A 6-MP é um profármaco que requer ativação intracelular para exercer os seus efeitos citotóxicos. O principal caminho de ativação envolve a enzima hipoxantina-guanina fosforibosiltransferase (HGPRT), que converte a 6-MP em 6-tioinosina monofosfato (TIMP). O TIMP pode então ser convertido a uma série de metabolitos ativos. Os principais mecanismos de ação incluem: 1) Inibição da síntese de novo de purinas: O TIMP e seus metabolitos subsequentes (como 6-tioguano-sina trifosfato) inibem várias enzimas iniciais da via das purinas, como a fosforibosil pirofosfato amidotransferase, bloqueando a formação de inosina monofosfato (IMP); 2) Incorporação fraudulenta no DNA e RNA: Os metabolitos da 6-MP, em particular o 6-tioguanina trifosfato (6-TGTP), podem ser incorporados no DNA e RNA, interferindo com a sua função e desencadeando vias de apoptose. A incorporação no DNA e a subsequente tentativa de reparo pela via de reparo de incompatibilidade (MMR) é um importante mecanismo citotóxico; 3) Alosterismo e sinalização: Alguns metabolitos podem interferir com a sinalização celular.

A mercaptopurina é um pilar do tratamento de manutenção/continuação em praticamente todos os protocolos de LLA. É tipicamente administrada diariamente por via oral em combinação com metotrexato semanal (também oral ou parenteral). Esta fase de longo prazo é crítica para eliminar as células leucêmicas que persistem após as fases mais intensivas de indução e consolidação. A dosagem é altamente individualizada e frequentemente ajustada para manter uma contagem de leucócitos (ou neutrófilos) dentro de uma faixa alvo (ex: 1.5 - 3.0 x 10^9/L), equilibrando eficácia e toxicidade. O seu uso em outras neoplasias, como a doença inflamatória intestinal (em que actua como imunossupressor), é importante, mas secundário em termos oncológicos.
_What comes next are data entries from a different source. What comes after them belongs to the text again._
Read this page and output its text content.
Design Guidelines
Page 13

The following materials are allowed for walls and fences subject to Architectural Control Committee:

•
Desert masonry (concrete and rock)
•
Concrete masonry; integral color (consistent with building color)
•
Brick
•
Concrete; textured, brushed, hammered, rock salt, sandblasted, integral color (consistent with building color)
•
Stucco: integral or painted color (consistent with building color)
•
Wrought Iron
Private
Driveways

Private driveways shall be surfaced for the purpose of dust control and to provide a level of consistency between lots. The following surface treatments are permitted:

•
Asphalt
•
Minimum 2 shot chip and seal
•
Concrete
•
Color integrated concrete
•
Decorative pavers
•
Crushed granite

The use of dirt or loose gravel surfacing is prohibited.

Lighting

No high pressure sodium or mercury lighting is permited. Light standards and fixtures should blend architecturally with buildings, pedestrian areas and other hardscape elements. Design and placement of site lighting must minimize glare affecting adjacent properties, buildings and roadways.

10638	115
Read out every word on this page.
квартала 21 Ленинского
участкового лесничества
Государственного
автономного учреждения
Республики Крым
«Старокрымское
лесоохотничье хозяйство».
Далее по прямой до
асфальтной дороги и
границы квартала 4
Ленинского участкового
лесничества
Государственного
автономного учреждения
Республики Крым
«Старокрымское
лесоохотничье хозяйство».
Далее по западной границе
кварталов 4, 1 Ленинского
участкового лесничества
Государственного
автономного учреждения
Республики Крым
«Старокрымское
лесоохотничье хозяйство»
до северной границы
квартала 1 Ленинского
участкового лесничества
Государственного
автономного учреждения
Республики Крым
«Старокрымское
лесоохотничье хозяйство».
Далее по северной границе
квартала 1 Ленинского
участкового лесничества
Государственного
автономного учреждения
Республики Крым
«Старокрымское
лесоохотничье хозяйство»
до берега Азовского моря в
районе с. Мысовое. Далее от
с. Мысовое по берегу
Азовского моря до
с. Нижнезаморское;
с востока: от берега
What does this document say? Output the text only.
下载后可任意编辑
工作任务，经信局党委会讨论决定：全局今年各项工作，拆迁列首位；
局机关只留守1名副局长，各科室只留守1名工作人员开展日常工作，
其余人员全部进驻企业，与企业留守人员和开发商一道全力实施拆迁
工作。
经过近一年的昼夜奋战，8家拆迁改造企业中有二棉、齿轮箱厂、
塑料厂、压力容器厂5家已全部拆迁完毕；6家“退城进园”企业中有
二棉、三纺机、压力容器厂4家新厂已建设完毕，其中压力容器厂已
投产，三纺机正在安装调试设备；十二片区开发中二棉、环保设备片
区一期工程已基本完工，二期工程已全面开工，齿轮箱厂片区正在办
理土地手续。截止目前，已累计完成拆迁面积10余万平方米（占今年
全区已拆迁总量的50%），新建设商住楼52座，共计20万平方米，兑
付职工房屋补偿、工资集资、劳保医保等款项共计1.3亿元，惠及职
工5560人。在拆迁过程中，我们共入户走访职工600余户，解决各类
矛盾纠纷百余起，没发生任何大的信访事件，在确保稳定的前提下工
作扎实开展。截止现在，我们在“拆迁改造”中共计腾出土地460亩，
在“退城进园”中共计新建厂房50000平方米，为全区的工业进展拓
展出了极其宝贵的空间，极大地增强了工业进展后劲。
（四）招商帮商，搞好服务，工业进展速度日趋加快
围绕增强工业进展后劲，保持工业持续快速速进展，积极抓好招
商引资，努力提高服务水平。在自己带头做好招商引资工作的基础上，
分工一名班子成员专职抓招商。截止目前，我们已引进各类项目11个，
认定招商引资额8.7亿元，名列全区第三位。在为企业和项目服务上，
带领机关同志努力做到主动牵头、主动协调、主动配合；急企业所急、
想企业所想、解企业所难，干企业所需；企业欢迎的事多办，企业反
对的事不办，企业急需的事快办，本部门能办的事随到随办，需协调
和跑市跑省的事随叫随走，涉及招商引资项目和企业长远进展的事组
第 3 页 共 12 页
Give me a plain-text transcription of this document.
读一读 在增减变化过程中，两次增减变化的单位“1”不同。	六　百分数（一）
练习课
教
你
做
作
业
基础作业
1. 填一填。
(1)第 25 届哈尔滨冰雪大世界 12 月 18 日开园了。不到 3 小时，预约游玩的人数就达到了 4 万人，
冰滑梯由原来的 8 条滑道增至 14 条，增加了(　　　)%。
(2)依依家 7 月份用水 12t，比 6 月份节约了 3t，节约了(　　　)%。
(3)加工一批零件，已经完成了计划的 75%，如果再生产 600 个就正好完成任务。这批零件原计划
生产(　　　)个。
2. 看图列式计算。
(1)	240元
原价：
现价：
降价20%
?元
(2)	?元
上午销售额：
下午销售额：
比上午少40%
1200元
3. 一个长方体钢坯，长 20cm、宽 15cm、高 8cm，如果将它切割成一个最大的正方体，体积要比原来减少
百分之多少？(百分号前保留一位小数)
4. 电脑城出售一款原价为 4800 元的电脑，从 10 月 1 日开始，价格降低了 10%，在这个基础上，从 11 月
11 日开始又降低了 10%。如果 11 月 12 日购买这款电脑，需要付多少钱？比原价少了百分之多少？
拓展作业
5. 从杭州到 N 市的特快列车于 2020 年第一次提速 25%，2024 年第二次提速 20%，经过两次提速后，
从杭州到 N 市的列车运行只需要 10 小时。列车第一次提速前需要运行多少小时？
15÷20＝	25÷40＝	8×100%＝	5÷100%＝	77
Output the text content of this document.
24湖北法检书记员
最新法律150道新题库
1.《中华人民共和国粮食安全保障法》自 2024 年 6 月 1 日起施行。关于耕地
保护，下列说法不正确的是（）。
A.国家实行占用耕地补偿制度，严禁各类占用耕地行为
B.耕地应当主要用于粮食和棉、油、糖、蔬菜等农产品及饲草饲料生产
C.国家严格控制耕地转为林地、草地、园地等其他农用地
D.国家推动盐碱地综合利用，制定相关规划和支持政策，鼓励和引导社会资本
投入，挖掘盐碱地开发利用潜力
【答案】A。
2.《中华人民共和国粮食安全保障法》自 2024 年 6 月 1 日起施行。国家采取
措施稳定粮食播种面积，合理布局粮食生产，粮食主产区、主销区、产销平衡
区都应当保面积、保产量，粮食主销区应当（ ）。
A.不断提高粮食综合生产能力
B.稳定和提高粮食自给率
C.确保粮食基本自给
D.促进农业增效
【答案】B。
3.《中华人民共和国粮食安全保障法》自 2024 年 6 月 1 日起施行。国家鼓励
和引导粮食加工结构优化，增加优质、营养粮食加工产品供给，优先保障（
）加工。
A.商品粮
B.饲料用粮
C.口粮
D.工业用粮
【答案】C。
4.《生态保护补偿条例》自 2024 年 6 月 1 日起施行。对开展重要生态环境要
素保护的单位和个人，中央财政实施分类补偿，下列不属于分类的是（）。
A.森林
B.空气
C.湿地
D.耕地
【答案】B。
A farmacogenética desempenha um papel absolutamente crítico no uso seguro e eficaz da mercaptopurina. A enzima tioipurina S-metiltransferase (TPMT) é responsável pela inativação da 6-MP. Aproximadamente 0,3% da população possui deficiência homozigótica (ausência de atividade) da TPMT, e cerca de 10% são heterozigotos (actividade intermédia). Pacientes com deficiência de TPMT que recebem doses padrão de 6-MP acumulam níveis tóxicos dos metabolitos ativos, desenvolvendo mielossupressão grave e potencialmente fatal (neutropenia, trombocitopenia) nas primeiras semanas de tratamento. Portanto, a triagem da atividade da TPMT (por genotipagem ou fenotipagem) é obrigatória antes de iniciar o tratamento. Em pacientes deficientes, a dose é reduzida para 10-15% da dose padrão. Outras toxicidades comuns incluem hepatotoxicidade (elevação de transaminases, colestase), pancreatite (especialmente em crianças), náuseas e mucosite. A sua interação com o alopurinol (inibidor da xantina oxidase, outra via de metabolismo da 6-MP) é bem conhecida e requer uma redução de dose de 75% da mercaptopurina quando usados em conjunto. A mercaptopurina exemplifica, como poucos fármacos, a convergência da farmacologia clássica com a medicina personalizada, onde o conhecimento genético individual é essencial para evitar toxicidades catastróficas e otimizar o resultado terapêutico numa doença potencialmente curável.